Theater people are not morally superior. They are culturally trained. They have rehearsed responsibility. They have practiced reliability under pressure. They know that if they drop the ball, the entire system visibly suffers, immediately, in public. That is what makes “the show must go on” powerful. It is not a slogan. It is a distributed ethic.
The Leadership Forge
Running a theater company forces you to make decisions with partial information. It forces you to choose a direction knowing it may be wrong, because not choosing is worse.
- It teaches you how to hold fear without exporting it. * It teaches you that morale is not cheerleading, it is clarity. People can survive bad news. They cannot survive ambiguity.
- It teaches you to respect logistics as a moral act. When people give you their nights and weekends, you owe them competence.
It also teaches responsibility without spotlight. If you succeed, the applause goes to the actors. If you fail, the failure is yours. Leadership disappears by design.
The Reality for Women
For women in particular, running a theater company is a clarifying education. You are punished for authority and blamed for outcomes you did not control. You carry emotional labor alongside operational responsibility. You absorb damage so others can perform. It is not gentle. It is not fair.
And still, something in it can feel right.
Creating stories about women, by women, for women carries its own fuel. You watch narratives enter the world that would not exist if you had chosen comfort instead. You feel the deep, clean satisfaction of achievement. Not praise. Completion.
The Ultimate Reward
The ultimate reward is the audience. Their laughter in the right places. Their tears in the right places.
I remember a play I wrote and produced about marriage. In a talkback, a woman shared that she had lost her husband within the year. She described her conflicting feelings about love and loss, and how watching the play gave her comfort—a sense that she wasn’t alone. That moment, their emotional engagement, the validation it provided, is the deepest reward.
Achievement changes people. Not because it makes them arrogant, but because it teaches them what effort can do. External incentives get you in the door. Internal reward keeps you there.
Ready Enough
Theater does not make you happy. It does not make life easier. It often wrecks you. It makes you capable.
If you can run a theater company, you can lead anywhere. You have already learned how to ship under pressure, how to carry risk, how to tell the truth when it costs you, how to step in when someone disappears, how to make the lights come up anyway.
The curtain rises. The audience is seated. The moment arrives whether you are ready or not.
You learn to be ready enough.
That is leadership. Not as identity. As practice.
Coda: The Why
At the end of the day, I didn't endure the towed cars, the tech failures, and the sleepless nights because I loved the "business" of theater. I did it because there were stories about women that simply weren't being told.
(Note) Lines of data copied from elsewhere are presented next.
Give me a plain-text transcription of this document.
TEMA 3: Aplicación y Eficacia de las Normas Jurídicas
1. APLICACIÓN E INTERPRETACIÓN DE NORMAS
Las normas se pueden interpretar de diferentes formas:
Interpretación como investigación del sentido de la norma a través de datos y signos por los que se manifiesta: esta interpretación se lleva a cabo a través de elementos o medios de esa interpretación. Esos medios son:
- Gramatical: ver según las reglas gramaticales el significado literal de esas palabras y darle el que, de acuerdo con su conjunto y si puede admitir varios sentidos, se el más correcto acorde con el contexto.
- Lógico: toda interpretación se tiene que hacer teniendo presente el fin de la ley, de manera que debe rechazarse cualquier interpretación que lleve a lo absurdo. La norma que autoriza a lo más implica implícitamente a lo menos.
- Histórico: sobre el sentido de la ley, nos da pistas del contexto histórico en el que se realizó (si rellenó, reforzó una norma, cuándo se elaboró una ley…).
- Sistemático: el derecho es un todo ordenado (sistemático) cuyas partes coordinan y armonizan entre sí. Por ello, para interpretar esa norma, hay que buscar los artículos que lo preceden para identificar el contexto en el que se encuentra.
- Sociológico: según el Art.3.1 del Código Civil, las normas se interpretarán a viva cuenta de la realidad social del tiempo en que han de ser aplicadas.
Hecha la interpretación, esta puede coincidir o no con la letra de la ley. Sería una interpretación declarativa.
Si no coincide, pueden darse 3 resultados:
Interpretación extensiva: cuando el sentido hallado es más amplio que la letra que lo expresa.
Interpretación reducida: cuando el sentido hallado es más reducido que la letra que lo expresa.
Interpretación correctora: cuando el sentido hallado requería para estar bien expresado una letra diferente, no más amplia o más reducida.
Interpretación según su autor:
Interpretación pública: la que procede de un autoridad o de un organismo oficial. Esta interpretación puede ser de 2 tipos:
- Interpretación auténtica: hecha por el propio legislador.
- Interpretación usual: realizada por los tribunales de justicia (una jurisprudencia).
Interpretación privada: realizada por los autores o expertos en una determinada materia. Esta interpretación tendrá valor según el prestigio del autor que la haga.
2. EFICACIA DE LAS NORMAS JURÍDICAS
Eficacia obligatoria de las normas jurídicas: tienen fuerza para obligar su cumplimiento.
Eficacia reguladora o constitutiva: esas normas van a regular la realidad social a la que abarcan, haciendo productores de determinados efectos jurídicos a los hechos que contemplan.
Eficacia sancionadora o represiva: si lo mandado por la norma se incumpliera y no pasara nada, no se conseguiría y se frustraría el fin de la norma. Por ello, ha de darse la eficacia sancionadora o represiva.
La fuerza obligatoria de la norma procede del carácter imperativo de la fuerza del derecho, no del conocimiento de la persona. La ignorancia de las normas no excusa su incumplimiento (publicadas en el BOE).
If I didn't hold the container together, those voices stayed silent.
That was the fuel. Every time a woman sat in the audience and saw a piece of her own complicated, messy, beautiful reality reflected on stage, the "planned airplane crash" was worth it. We weren't just producing plays; we were reclaiming space. We were making sure that narratives by women, for women, and about women had a place to land.
That’s why you do it. Not for the applause, but for the moment the lights come up and the world looks a little bit more like us.